Despite his severe and “life changing” injuries, Rushdie’s “feisty and defiant sense of humor” remains intact, his son said.
Rushdie’s literary agent Andrew Wylie told the New York Times that the controversial author’s condition is “heading in the right direction,” though he noted Rushdie’s injuries are “severe” (he previously told outlets that Rushdie would likely lose an eye).
Hadi Matar, the 24-year-old man from New Jersey who was charged with Rushdie’s stabbing, had reportedly been in direct contact on social media with members of Iran’s Revolutionary Guard, anonymous intelligence sources told Vice News, though there’s no evidence any officials in Iran were involved in his alleged attack on Rushdie.
Matar’s father, who lives in southern Lebanon, has reportedly locked himself inside his home and is refusing to speak to anyone about the charges against his son or the stabbing, Yaroun town mayor Ali Tehfe told Reuters.

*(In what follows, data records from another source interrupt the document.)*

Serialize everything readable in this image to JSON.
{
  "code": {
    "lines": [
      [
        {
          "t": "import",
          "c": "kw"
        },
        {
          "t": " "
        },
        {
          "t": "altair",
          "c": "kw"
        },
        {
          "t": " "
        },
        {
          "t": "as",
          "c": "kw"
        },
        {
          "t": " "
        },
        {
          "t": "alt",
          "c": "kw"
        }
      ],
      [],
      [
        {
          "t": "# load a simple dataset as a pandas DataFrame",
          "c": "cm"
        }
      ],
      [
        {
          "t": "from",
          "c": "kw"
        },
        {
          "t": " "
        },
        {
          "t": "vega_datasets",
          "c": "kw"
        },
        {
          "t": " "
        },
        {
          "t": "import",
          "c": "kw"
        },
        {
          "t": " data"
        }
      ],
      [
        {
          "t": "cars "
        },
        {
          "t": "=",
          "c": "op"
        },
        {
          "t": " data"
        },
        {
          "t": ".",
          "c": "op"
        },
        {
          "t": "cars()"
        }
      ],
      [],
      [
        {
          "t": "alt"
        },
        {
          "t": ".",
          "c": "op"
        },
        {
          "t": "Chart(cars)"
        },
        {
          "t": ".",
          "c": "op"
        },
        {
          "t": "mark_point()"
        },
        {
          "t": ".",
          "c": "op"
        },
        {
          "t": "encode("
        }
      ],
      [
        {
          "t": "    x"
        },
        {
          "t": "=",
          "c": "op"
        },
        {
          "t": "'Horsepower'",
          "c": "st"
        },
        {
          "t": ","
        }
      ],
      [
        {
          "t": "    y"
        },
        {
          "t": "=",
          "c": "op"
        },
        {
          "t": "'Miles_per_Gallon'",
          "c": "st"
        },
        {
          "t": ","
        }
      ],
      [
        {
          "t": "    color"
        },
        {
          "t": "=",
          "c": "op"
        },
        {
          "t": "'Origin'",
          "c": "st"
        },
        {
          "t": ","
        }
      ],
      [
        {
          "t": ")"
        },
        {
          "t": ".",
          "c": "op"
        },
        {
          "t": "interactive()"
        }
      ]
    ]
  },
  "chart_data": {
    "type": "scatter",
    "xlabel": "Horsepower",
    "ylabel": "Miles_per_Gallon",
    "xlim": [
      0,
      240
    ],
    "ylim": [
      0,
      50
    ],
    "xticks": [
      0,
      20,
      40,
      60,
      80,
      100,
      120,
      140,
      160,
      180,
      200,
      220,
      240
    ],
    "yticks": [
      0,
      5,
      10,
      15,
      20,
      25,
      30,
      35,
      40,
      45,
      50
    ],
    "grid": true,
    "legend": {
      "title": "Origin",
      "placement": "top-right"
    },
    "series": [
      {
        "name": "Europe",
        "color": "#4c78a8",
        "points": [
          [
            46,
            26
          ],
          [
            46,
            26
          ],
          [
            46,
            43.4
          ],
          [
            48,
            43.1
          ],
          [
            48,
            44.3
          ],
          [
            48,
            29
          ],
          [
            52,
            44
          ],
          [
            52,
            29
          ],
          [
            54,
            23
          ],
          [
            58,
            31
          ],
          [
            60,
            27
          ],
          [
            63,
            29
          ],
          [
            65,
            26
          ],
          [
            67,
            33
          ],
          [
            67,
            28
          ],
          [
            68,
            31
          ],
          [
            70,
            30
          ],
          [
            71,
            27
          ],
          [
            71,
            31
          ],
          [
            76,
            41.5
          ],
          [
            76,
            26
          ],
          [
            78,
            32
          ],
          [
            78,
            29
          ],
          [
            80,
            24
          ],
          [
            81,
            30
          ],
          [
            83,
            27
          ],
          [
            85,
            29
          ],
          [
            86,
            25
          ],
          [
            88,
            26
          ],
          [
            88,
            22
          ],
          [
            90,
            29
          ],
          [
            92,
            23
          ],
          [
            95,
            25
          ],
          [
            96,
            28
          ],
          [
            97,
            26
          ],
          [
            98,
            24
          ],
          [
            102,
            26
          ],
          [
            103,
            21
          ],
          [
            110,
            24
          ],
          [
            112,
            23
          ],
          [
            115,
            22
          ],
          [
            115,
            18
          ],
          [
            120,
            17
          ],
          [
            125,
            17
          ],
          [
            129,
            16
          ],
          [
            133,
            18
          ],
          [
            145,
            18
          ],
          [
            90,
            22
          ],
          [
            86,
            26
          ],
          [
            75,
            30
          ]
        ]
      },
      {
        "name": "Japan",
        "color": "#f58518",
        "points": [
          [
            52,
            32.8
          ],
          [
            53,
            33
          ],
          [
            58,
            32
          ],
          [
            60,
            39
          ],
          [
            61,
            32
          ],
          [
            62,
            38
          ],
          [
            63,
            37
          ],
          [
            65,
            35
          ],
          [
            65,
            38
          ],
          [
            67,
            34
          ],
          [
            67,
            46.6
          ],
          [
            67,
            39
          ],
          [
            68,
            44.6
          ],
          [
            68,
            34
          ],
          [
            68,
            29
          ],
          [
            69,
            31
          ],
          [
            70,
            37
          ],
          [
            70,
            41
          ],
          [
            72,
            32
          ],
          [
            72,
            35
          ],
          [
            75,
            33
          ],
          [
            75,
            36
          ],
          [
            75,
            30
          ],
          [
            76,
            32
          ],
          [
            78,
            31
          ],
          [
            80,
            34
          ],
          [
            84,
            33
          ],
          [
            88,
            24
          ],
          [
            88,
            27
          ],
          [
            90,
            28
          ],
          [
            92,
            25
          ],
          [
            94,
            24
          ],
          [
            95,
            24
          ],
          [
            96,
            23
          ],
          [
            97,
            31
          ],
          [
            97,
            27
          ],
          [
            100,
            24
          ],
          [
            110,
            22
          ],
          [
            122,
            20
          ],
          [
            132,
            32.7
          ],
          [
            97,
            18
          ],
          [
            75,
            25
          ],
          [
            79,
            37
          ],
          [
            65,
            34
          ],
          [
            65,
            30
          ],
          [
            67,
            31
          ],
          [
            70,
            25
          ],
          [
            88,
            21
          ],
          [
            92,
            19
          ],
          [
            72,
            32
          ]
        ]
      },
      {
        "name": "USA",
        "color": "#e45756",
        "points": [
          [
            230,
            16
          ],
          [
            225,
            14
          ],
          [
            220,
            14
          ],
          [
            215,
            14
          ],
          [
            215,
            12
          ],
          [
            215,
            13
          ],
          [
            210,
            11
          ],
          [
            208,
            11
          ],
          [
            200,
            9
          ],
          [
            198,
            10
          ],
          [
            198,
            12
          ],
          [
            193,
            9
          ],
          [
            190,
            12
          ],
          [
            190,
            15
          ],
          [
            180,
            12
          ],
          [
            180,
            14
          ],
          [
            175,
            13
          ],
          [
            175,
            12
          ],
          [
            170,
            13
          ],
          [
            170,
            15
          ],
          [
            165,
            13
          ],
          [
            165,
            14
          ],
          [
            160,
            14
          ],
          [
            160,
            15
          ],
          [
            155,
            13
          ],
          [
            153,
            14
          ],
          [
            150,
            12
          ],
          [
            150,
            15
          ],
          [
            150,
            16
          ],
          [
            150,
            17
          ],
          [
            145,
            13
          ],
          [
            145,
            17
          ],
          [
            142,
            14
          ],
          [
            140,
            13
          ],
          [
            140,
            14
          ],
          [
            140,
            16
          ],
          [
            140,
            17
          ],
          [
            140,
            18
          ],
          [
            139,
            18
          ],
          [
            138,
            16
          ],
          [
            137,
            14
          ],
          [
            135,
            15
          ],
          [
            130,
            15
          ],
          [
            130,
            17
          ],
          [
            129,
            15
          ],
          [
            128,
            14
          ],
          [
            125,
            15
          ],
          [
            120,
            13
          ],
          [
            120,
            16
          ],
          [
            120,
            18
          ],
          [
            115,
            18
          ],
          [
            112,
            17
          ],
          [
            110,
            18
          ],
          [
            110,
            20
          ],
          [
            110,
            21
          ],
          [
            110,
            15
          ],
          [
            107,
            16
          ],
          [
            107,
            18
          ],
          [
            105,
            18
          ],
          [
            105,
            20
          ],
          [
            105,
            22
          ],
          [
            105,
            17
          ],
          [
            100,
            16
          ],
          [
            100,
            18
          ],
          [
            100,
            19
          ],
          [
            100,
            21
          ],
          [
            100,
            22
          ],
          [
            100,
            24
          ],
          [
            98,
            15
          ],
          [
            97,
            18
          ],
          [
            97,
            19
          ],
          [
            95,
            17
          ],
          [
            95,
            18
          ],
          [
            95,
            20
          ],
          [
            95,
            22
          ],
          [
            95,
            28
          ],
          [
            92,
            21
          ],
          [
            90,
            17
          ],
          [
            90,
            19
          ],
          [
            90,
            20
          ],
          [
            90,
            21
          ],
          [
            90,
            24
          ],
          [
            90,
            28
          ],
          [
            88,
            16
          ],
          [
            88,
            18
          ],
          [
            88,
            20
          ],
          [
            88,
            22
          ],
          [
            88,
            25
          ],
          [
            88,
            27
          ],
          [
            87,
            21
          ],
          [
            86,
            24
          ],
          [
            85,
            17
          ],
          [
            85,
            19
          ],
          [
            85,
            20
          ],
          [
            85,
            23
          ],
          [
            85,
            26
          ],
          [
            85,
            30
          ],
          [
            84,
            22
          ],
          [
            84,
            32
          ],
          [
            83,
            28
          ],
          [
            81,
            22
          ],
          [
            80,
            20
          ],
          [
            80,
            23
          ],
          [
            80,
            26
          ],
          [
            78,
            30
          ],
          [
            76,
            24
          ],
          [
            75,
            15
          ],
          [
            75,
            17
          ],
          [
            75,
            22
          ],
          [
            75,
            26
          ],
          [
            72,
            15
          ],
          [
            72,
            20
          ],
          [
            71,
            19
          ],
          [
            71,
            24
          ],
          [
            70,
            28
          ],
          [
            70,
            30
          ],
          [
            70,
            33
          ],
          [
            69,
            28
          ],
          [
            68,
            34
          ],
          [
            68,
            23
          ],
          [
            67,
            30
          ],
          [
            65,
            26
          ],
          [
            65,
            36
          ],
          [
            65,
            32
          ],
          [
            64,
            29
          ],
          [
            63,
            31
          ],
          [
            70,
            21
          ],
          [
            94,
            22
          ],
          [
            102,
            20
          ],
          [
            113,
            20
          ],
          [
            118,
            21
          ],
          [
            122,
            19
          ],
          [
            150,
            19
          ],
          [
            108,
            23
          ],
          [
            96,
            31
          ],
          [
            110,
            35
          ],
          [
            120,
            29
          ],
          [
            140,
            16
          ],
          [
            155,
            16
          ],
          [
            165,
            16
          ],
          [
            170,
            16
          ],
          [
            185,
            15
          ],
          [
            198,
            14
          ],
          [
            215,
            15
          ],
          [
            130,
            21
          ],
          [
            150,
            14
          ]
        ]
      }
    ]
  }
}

The Revolutionary Guard is a military branch meant to protect the country’s Islamic republic political system. It was founded after the Iranian Revolution and is one of the most powerful and influential institutions in Iranian society. In 2019, former President Trump classified the group as a foreign terrorist organization.
Rushdie was stabbed Friday during a talk about exiled writers in the U.S. in Chautauqua, N.Y. The author is one of the most controversial figures in the literary world after his 1988 book, The Satanic Verses, prompted Iranian officials to call for his death. The novel, which is in part inspired by the life of the Islamic prophet Muhammad, was called blasphemous by religious leaders, and Rushdie spent years in hiding. With Rushdie’s stabbing, at least five people involved in publishing international editions of The Satanic Verses have been violently attacked, including two translators.